Les langages fonctionnels sont à la mode

Les langages fonctionnels sont enseignés dans les milieux universitaires et sont présentés comme une solution élégante pour rendre les programmes robustes et démontrables en leur appliquant des théorèmes empruntés aux fonctions mathématiques. Ces langages sont d’une grande simplicité pour une débutant en informatique dont l’esprit n’a pas encore été pollué par le concept de variable à valeur changeante au cours de l’éxécution du programme.

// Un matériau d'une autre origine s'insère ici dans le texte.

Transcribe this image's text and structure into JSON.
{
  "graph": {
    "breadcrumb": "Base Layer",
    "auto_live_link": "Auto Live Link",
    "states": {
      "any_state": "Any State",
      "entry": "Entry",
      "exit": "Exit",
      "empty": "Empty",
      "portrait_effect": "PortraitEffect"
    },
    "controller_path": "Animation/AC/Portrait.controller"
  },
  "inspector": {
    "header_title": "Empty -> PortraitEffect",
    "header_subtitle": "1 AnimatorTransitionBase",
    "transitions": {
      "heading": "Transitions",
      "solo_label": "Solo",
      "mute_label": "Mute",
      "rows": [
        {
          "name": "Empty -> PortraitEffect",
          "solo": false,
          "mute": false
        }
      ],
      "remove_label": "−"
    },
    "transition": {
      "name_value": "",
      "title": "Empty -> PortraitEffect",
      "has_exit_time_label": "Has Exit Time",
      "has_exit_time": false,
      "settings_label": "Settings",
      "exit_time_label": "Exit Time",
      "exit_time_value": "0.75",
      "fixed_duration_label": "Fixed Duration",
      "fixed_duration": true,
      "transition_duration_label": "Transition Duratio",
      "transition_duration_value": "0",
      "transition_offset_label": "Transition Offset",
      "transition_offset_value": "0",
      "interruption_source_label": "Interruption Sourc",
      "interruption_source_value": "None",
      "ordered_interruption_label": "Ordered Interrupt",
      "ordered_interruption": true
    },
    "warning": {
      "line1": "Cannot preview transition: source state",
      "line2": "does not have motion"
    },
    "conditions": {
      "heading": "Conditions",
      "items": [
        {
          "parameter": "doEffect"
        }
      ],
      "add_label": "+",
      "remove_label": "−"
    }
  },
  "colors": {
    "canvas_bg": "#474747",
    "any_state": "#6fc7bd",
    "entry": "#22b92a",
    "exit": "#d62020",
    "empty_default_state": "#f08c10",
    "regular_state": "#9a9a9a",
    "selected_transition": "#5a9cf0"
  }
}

Ces avantages ne sont hélas que peu d’écho dans l’industrie informatique qui comme pour l’avènement du paradigme objet demande à ce que toutes les méthodes ancestrales montrent leur limite avant d’adopter la nouveauté. Ainsi l’explosion des langage objets n’a réellement eu lieu que vers le début des années 90 alors que des les années 70 les concepts en étaient déjà jetés dans les laboratoires informatiques étudiant le génie logiciel.

Néanmoins les découvertes des chercheurs sont faites non pas dans le but d’une application pratique mais pour faire avancer le savoir, n’en déplaise aux tenants du pragmatisme et de l’asservissement de la recherche à l’industrie. Donc ces avancés dans les langages sont à voir comme autant d’outils qui si ils ne sont pas utilisés tout de suite, restent à disposition pour entrer dans la lumière le moment venu. Un exemple facile est l’avancée au début du siècle dernier de la théorie de la relativité, qui quelques années plus tard eut une concrétisation poussée par les besoins du contexte historique. Son auteur n’ayant pas prévu que la bombe atomique en résulterait….

De nos jours il semble que l’industrie informatique soit très à l’écoute des langages fonctionnels. En effet si on peut citer Lisp ou Caml comme des exemples de langages fonctionnelles, ces derniers ne jouissent pas d’une réputation d’un Scala dont je découvris l’existence lors d’un entretient avec un « jeune » à l’esprit fraichement formé qui n’avait pas encore était bridé par la pensée limitative d’une vision technique simpliste qu’un évangélistateur de JEE ou Dot.net/C# aurait. Une petite recherche sur Scala me montra qu’une littérature et une communité tournée vers les langages fonctionnels était en train de monter en puissance pendant que je dormais à l’ombre de J2EE…. persuadé qu’il était vainc de précher la bonne parole et plus facile de surfer sur la vague du moment.

Cependant, les bonnes choses doivent arriver à points et si la connaissance moyenne des ingénieurs en informatique couvrent désormais les langages exotiques comme Caml ou Prolog, il faut encore que le context i soit favorable. Ainsi nous pouvons toujours compter sur le besoin grandissat d’avoir des applications de plus en plis complexes. La robustesse des lanage fonctionnels est alors un argument qui s’entend. Mais sans faire table rase du passé car on ne va pas réecrire tout le code existant. C’est dans cet optique que des initiatives d’apporter à Java les éléments des langages foncionnels voient le jour. La dernière en date et prometteuse est LambdaJ qui porte un nom fait mouche en voulant apporter une peu de lamda calcul au Java!